マンガ研究

「マンガスタディーズ」

先日韓国で行われた、アジア学の国際学会に行ってきました。政治経済系の発表が多い中、Manga Studiesと題された非日本人のパネルがあったので、出席してみました。

発表は3つあり、最初はオーガナイザーの発表した、日本の戦後マンガ批評の概観、2つ目は、手塚治虫の戦争マンガを、彼の戦争体験の表象として読むもの、3つ目は木城ゆきとhttp://jajatom.moo.jp/frame.htmlのマンガにおけるナノテクノロジーの表象。

「日本の戦後マンガ批評史」は、非日本人のマンガ研究が盛んになってきているものの、日本語で発表されている日本人のマンガ批評は、ほとんど海外に知られていないため、それを紹介するもの。日本人でマンガ研究をしている人にとっては、もう当然の情報なのだが、非日本人にとっては、新しい情報だったようだ。

発表後に質問してみたが、やはり海外での日本人によるマンガ批評は、英語や現地語に訳されない限り、ほとんど無視されているらしい。(「動物化するポストモダン」は、フランス語訳が「オタクジェネレーション」という題名で出ているらしい)

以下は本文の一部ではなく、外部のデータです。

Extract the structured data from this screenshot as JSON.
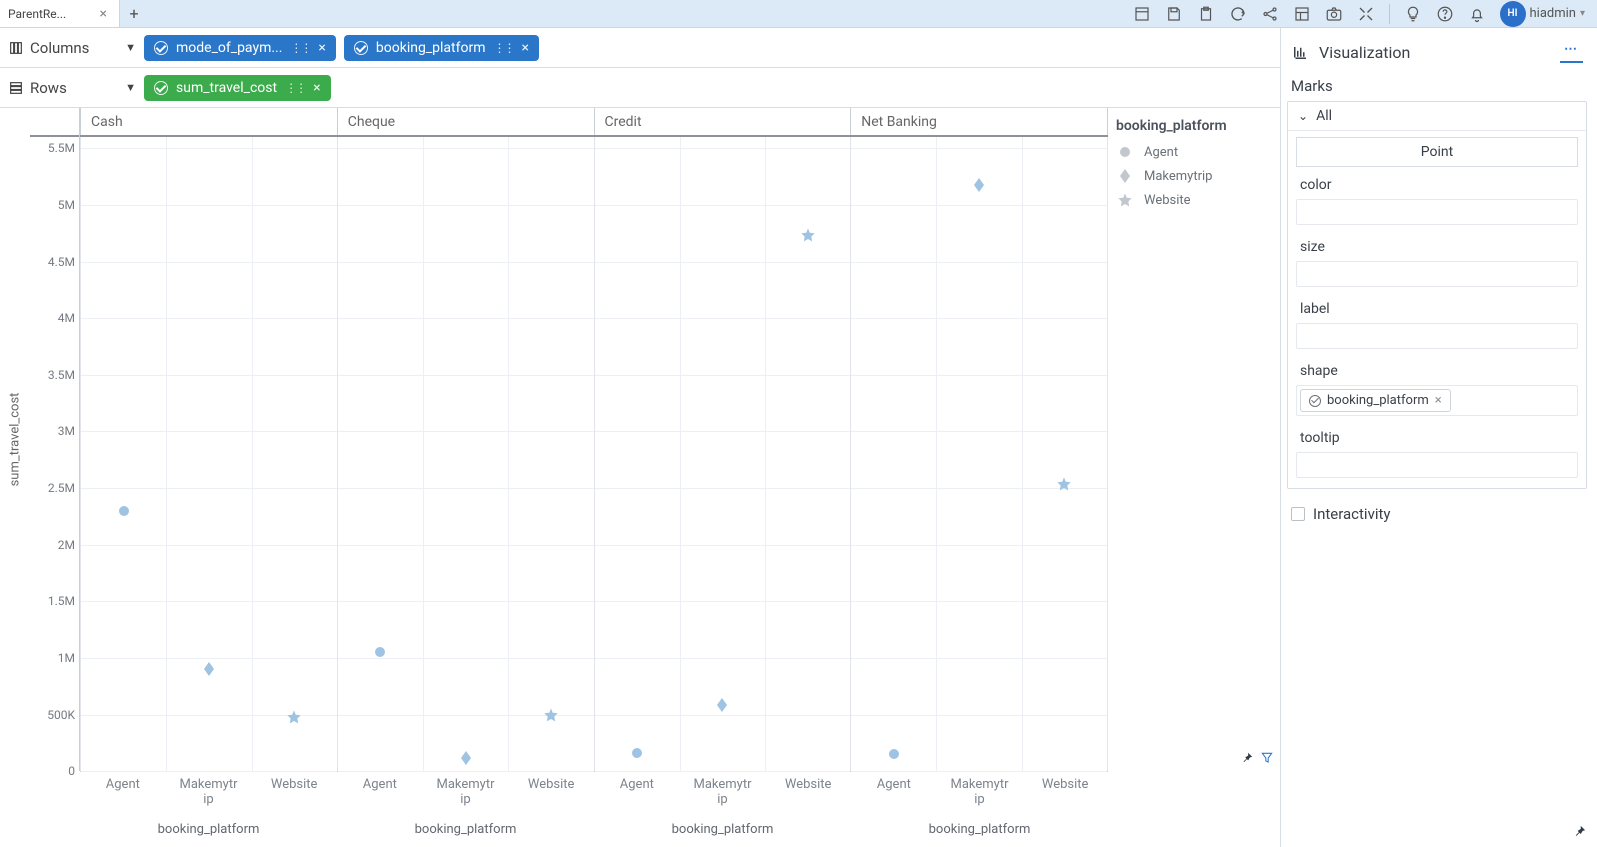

動物化するポストモダン オタクから見た日本社会 (講談社現代新書)

動物化するポストモダン オタクから見た日本社会 (講談社現代新書)

日本のマンガを研究するなら、日本語文献を読めるくらいになれ、という時代なのかもしれない。

手塚治虫の占領期に出版されたマンガ」については、発表者がほんとうに蚊の鳴くような小さい声で、マイクを使っても聞きにくいため、ほとんどパワーポイントで写されたビジュアルを見て判断していました。要するに、占領期に発表された手塚の作品に、彼の戦争批判や、「父」の「子」捨て(マッカーサーが日本を「少年だ」とたとえたことから、マッカーサーが日本を捨てたことのメタファー)が描かれているかをとくとくと述べているようだった。

しかし、本当に声が小さいので、発表後も誰も彼の発表については質問せず。せっかくの国際学会なのに、一方的に言うだけ言って、オーディエンスの反応を気にしないのは、いかがなものかと思うが・・・きっとシャイな人だったのかも。

そして最後、「ナノテクノロジーに対する批判をSFマンガを通して読む」という一風変わった発表で、マンガ批評というよりも、科学技術の批評のようだった。木城ゆきとのマンガ『銃夢』を主にとりあげて、

銃夢 1 (YOUNG JUMP愛蔵版)

銃夢 1 (YOUNG JUMP愛蔵版)

機械、アンドロイド、人間が技術の発達でどのように表象され、また人間性がどのように描かれているかと類型化していた。

しかし、ペダンティックでよくわからない発表だった。ついてこれる人はついておいで的な感じで、オーディエンス置き去り。(オーディエンスは私も含め10人もいなかったが)

そういう難しい発表だったためか、なぜかタイ滞在の初老のアメリカ人が彼らに「やおい」についてどう思うか、という質問をぶつけていた。タイの「やおい」マーケットは巨大で、日本はそのことについてどう思っているのか、批評はあるのか、というもの。

やおい」についてまったく触れていなかった発表者に、こういった質問をするのも酷だなあ、と思っていたが、第一発表者は、「やおいというかボーイズラブは、女性の男性中心的社会に対するリベンジだと思われている」との説明をした。

これに関しては、ちょっと古いなあと思い、「その傾向は70−80年代に盛んだったが、今はファンタジーとしての読みが批評としては主流だと思う」と、ずうずうしくもコメントしてしまった。『ユリイカ』でも特集があったことも告げたが、どうもその質問をした初老の男性は、ホモフォビア的なものがあったような印象を受けた。(つまり、こんな「やおい」なんてものが女性に蔓延していることに、だれも文句を言わないのか!というようなスタンスのようだった)

ともかく、午前中の発表だったし、マンガスタディーズという大きなテーマをかかげていたし、大変だったと思うが、海外に日本のマンガとマンガ研究の一端を知らしめてくれる作業は、本当に重要だと思う。